Millions of people are using social media networks, such as Facebook and Twitter, including health professionals and patients who exchange information and insights about topics relevant to family medicine. We are pleased to announce that AFP has joined the dialogue by launching Facebook and Twitter pages. These pages will build relationships with our readers in new and different ways. By following our status updates at these sites, you'll be able to connect and interact with the latest issue of AFP, be alerted to new features and online enhancements, and keep up to date on the latest news related to the journal. These sites also provide a forum for you to comment about issues in family medicine raised by the journal. You can access the AFP Facebook page at http://www.facebook.com/AFPJournal, or by searching for “ American Family Physician.” Our Twitter page is available at http://www.twitter.com/AFPJournal or by searching for “afpjournal.” Please post a message on either of these sites to let us know what you think.
AFP By Topic
We recently introduced a new online feature, “ AFP By Topic: Editors' Choice of Best Current Content,” available at http://www.aafp.org/afp/topics. This resource compiles the best content from AFP Online for 35 core clinical topics (such as coronary artery disease, diabetes, hypertension, and obesity), and we will be adding more topics in the future. These collections include articles, AFP's Point-of-Care Guides, Cochrane for Clinicians reviews, FPIN's Clinical Inquiries, summaries of practice guidelines from major medical organizations, patient education handouts, and other resources, such as articles from Family Practice Management and the American Academy of Family Physicians' (AAFP) Metric practice improvement modules.
The content is selected by Kenny Lin, MD, associate medical editor for AFP Online, based on its usefulness, currentness, and quality, and the content lists are updated continually to ensure the collections remain as relevant as possible. To aid in answering clinical questions, the content in each topic collection is organized into categories, such as Screening and Diagnosis, Prevention, Treatment, and Complications.
AFP By Topic is just one of the many ways we are striving to improve the usability of the vast collection of clinical resources available on the AFP Web site. If you have ideas for additional topics, or general suggestions for making AFP Online work better for you, please let us know by posting a comment on our Facebook page or by e-mailing us at email@example.com.

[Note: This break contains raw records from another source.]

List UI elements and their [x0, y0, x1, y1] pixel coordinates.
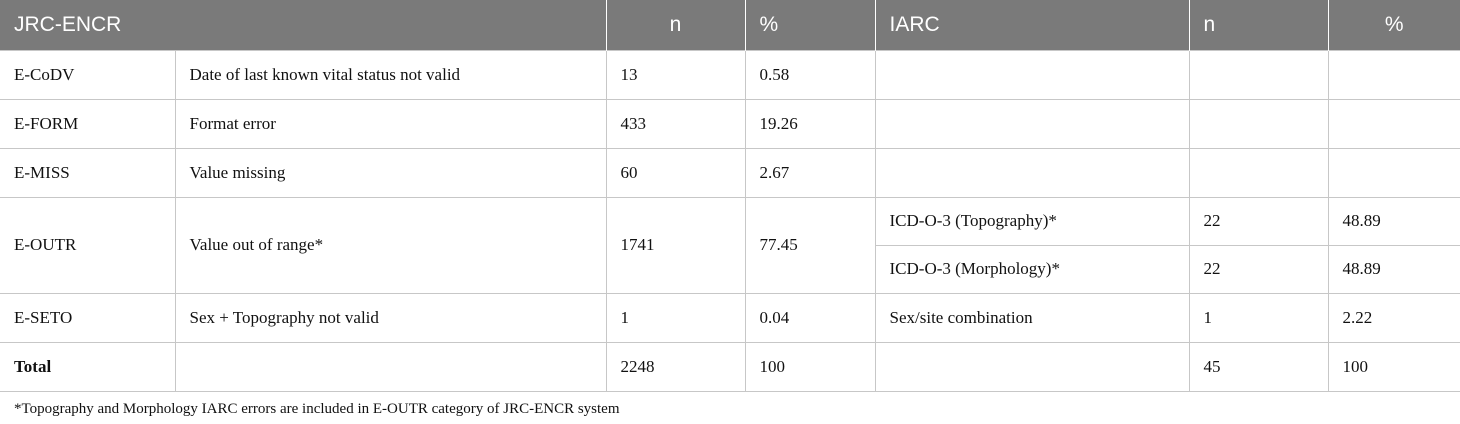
jrc-percent-cell: 19.26 — [744, 98, 876, 149]
jrc-percent-cell: 0.04 — [744, 292, 876, 343]
iarc-category-cell: Sex/site combination — [874, 292, 1190, 343]
jrc-description-cell: Sex + Topography not valid — [174, 292, 607, 343]
jrc-n-cell: 13 — [605, 49, 746, 100]
total-label: Total — [0, 341, 176, 392]
header-n-jrc: n — [606, 0, 746, 50]
jrc-description-cell: Date of last known vital status not vali… — [174, 49, 607, 100]
jrc-code-cell: E-FORM — [0, 98, 176, 149]
iarc-category-cell — [874, 98, 1190, 149]
jrc-n-cell: 1 — [605, 292, 746, 343]
table-header-row: JRC-ENCR n % IARC n % — [0, 0, 1460, 50]
jrc-description-cell: Value out of range* — [174, 196, 607, 294]
table-row: E-MISS Value missing 60 2.67 — [0, 147, 1460, 198]
iarc-percent-cell — [1327, 147, 1460, 198]
iarc-n-cell — [1188, 147, 1329, 198]
jrc-description-cell: Format error — [174, 98, 607, 149]
table-row: E-FORM Format error 433 19.26 — [0, 98, 1460, 149]
header-n-iarc: n — [1189, 0, 1329, 50]
header-percent-jrc: % — [745, 0, 876, 50]
iarc-n-cell: 1 — [1188, 292, 1329, 343]
iarc-percent-total: 100 — [1327, 341, 1460, 392]
jrc-code-cell: E-MISS — [0, 147, 176, 198]
table-row: E-OUTR Value out of range* 1741 77.45 IC… — [0, 196, 1460, 294]
jrc-percent-total: 100 — [744, 341, 876, 392]
iarc-percent-cell — [1327, 98, 1460, 149]
table-row: E-SETO Sex + Topography not valid 1 0.04… — [0, 292, 1460, 343]
jrc-n-cell: 433 — [605, 98, 746, 149]
iarc-n-cell — [1188, 49, 1329, 100]
jrc-percent-cell: 0.58 — [744, 49, 876, 100]
iarc-n-total: 45 — [1188, 341, 1329, 392]
iarc-percent-cell: 2.22 — [1327, 292, 1460, 343]
error-summary-table: JRC-ENCR n % IARC n % E-CoDV Date of las… — [0, 0, 1460, 392]
jrc-code-cell: E-SETO — [0, 292, 176, 343]
jrc-n-cell: 60 — [605, 147, 746, 198]
iarc-category-cell: ICD-O-3 (Morphology)* — [874, 244, 1190, 294]
iarc-category-cell: ICD-O-3 (Topography)* — [874, 196, 1190, 246]
jrc-code-cell: E-OUTR — [0, 196, 176, 294]
table-footnote: *Topography and Morphology IARC errors a… — [14, 401, 620, 417]
jrc-percent-cell: 77.45 — [744, 196, 876, 294]
jrc-n-total: 2248 — [605, 341, 746, 392]
iarc-n-cell: 22 — [1188, 196, 1329, 246]
iarc-n-cell: 22 — [1188, 244, 1329, 294]
iarc-percent-cell: 48.89 — [1327, 244, 1460, 294]
header-jrc-encr: JRC-ENCR — [0, 0, 607, 50]
iarc-category-cell — [874, 341, 1190, 392]
iarc-percent-cell — [1327, 49, 1460, 100]
iarc-percent-cell: 48.89 — [1327, 196, 1460, 246]
iarc-category-cell — [874, 147, 1190, 198]
iarc-category-cell — [874, 49, 1190, 100]
jrc-description-cell: Value missing — [174, 147, 607, 198]
jrc-description-cell — [174, 341, 607, 392]
iarc-n-cell — [1188, 98, 1329, 149]
table-row: E-CoDV Date of last known vital status n… — [0, 49, 1460, 100]
jrc-n-cell: 1741 — [605, 196, 746, 294]
jrc-percent-cell: 2.67 — [744, 147, 876, 198]
header-iarc: IARC — [875, 0, 1190, 50]
header-percent-iarc: % — [1328, 0, 1460, 50]
jrc-code-cell: E-CoDV — [0, 49, 176, 100]
total-row: Total 2248 100 45 100 — [0, 341, 1460, 392]
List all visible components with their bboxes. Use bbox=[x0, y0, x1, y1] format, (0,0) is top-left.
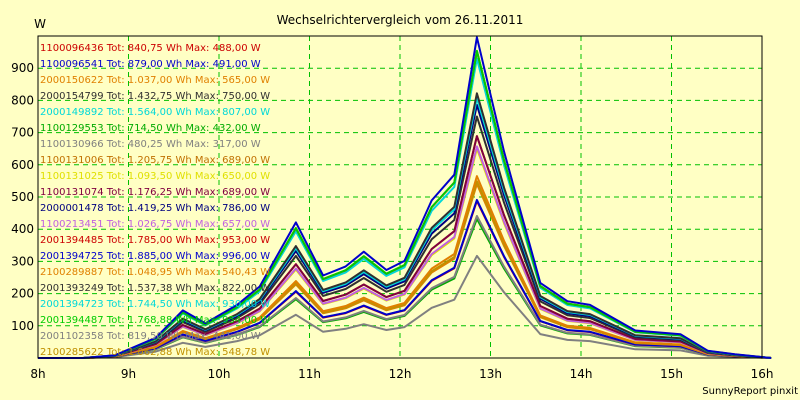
legend-entry: 2001394487 Tot: 1.768,88 Wh Max: 954,00 … bbox=[40, 315, 270, 326]
grid-lines bbox=[37, 36, 763, 358]
legend-entry: 1100131025 Tot: 1.093,50 Wh Max: 650,00 … bbox=[40, 171, 270, 182]
y-tick-label: 100 bbox=[11, 319, 34, 333]
legend-entry: 1100131074 Tot: 1.176,25 Wh Max: 689,00 … bbox=[40, 187, 270, 198]
x-tick-label: 14h bbox=[570, 367, 593, 381]
legend-entry: 2100285622 Tot: 1.062,88 Wh Max: 548,78 … bbox=[40, 347, 270, 358]
series-line bbox=[38, 198, 772, 359]
y-tick-label: 600 bbox=[11, 158, 34, 172]
x-tick-label: 11h bbox=[298, 367, 321, 381]
plot-frame bbox=[37, 35, 763, 359]
legend-entry: 1100131006 Tot: 1.205,75 Wh Max: 689,00 … bbox=[40, 155, 270, 166]
x-tick-label: 9h bbox=[121, 367, 136, 381]
chart-title: Wechselrichtervergleich vom 26.11.2011 bbox=[277, 13, 524, 27]
y-tick-label: 400 bbox=[11, 222, 34, 236]
x-tick-label: 16h bbox=[751, 367, 774, 381]
y-tick-label: 200 bbox=[11, 287, 34, 301]
legend-entry: 2001394485 Tot: 1.785,00 Wh Max: 953,00 … bbox=[40, 235, 270, 246]
legend-entry: 2000001478 Tot: 1.419,25 Wh Max: 786,00 … bbox=[40, 203, 270, 214]
legend-entry: 2001394723 Tot: 1.744,50 Wh Max: 930,00 … bbox=[40, 299, 270, 310]
credit-label: SunnyReport pinxit bbox=[702, 386, 798, 397]
series-line bbox=[38, 175, 772, 359]
legend-entry: 1100096436 Tot: 840,75 Wh Max: 488,00 W bbox=[40, 43, 261, 54]
series-line bbox=[38, 254, 772, 359]
y-tick-labels: 100 200 300 400 500 600 700 800 900 bbox=[11, 61, 34, 333]
x-tick-label: 10h bbox=[208, 367, 231, 381]
y-tick-label: 300 bbox=[11, 254, 34, 268]
legend-entry: 2001102358 Tot: 819,50 Wh Max: 441,00 W bbox=[40, 331, 261, 342]
y-axis-unit-label: W bbox=[34, 17, 46, 31]
y-tick-label: 800 bbox=[11, 93, 34, 107]
x-tick-labels: 8h 9h 10h 11h 12h 13h 14h 15h 16h bbox=[30, 367, 773, 381]
x-tick-label: 13h bbox=[479, 367, 502, 381]
y-tick-label: 700 bbox=[11, 126, 34, 140]
legend-entry: 2000149892 Tot: 1.564,00 Wh Max: 807,00 … bbox=[40, 107, 270, 118]
legend-entry: 1100130966 Tot: 480,25 Wh Max: 317,00 W bbox=[40, 139, 261, 150]
series-lines bbox=[38, 36, 772, 359]
y-tick-label: 900 bbox=[11, 61, 34, 75]
x-tick-label: 15h bbox=[660, 367, 683, 381]
legend-entry: 2100289887 Tot: 1.048,95 Wh Max: 540,43 … bbox=[40, 267, 270, 278]
y-tick-label: 500 bbox=[11, 190, 34, 204]
series-line bbox=[38, 92, 772, 359]
series-line bbox=[38, 115, 772, 359]
legend-entry: 1100129553 Tot: 714,50 Wh Max: 432,00 W bbox=[40, 123, 261, 134]
series-line bbox=[38, 215, 772, 359]
series-line bbox=[38, 36, 772, 359]
legend-entry: 1100213451 Tot: 1.026,75 Wh Max: 657,00 … bbox=[40, 219, 270, 230]
legend-entry: 2000150622 Tot: 1.037,00 Wh Max: 565,00 … bbox=[40, 75, 270, 86]
legend-entry: 2001393249 Tot: 1.537,38 Wh Max: 822,00 … bbox=[40, 283, 270, 294]
series-line bbox=[38, 135, 772, 359]
legend-entry: 1100096541 Tot: 879,00 Wh Max: 491,00 W bbox=[40, 59, 261, 70]
x-tick-label: 8h bbox=[30, 367, 45, 381]
legend: 1100096436 Tot: 840,75 Wh Max: 488,00 W 1… bbox=[40, 43, 270, 358]
x-tick-label: 12h bbox=[389, 367, 412, 381]
legend-entry: 2001394725 Tot: 1.885,00 Wh Max: 996,00 … bbox=[40, 251, 270, 262]
series-line bbox=[38, 49, 772, 359]
legend-entry: 2000154799 Tot: 1.432,75 Wh Max: 750,00 … bbox=[40, 91, 270, 102]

Later this year, AFP will launch a series of paired “pro/con” editorials that offer AAFP members an opportunity to join the discussion by posting comments online. The first pair of editorials, scheduled for the September 1, 2010, issue, discuss the treatment of hyperlipidemia in children. In the future, we hope to expand this commenting feature to most or all AFP online content. We welcome your comments and want to encourage thoughtful discussion and differing viewpoints.
Further down the road, we have plans to publish a blog on AFP Online. This blog will be written and moderated by Kenny Lin, MD, and will discuss various topics related to the journal and family medicine, including: selected articles or departments in new issues, department and topic collections, and additional practice management, policy, and public health perspectives on clinical topics. Watch for more information on this blog coming soon.
In This Issue
This issue of AFP features several departments focused on hyperbilirubinemia. The “U.S. Preventive Services Task Force” (page 408) and “Putting Prevention into Practice” (page 411) departments discuss screening infants for hyperbilirubinemia to prevent chronic bilirubin encephalopathy. The accompanying editorial (page 336) advocates a cautious approach and utilizing clinical judgment when deciding whether to screen for this condition. Finally, the four “Tips from Other Journals” (starting on page 426) discuss different approaches to screening for neonatal hyperbilirubinemia.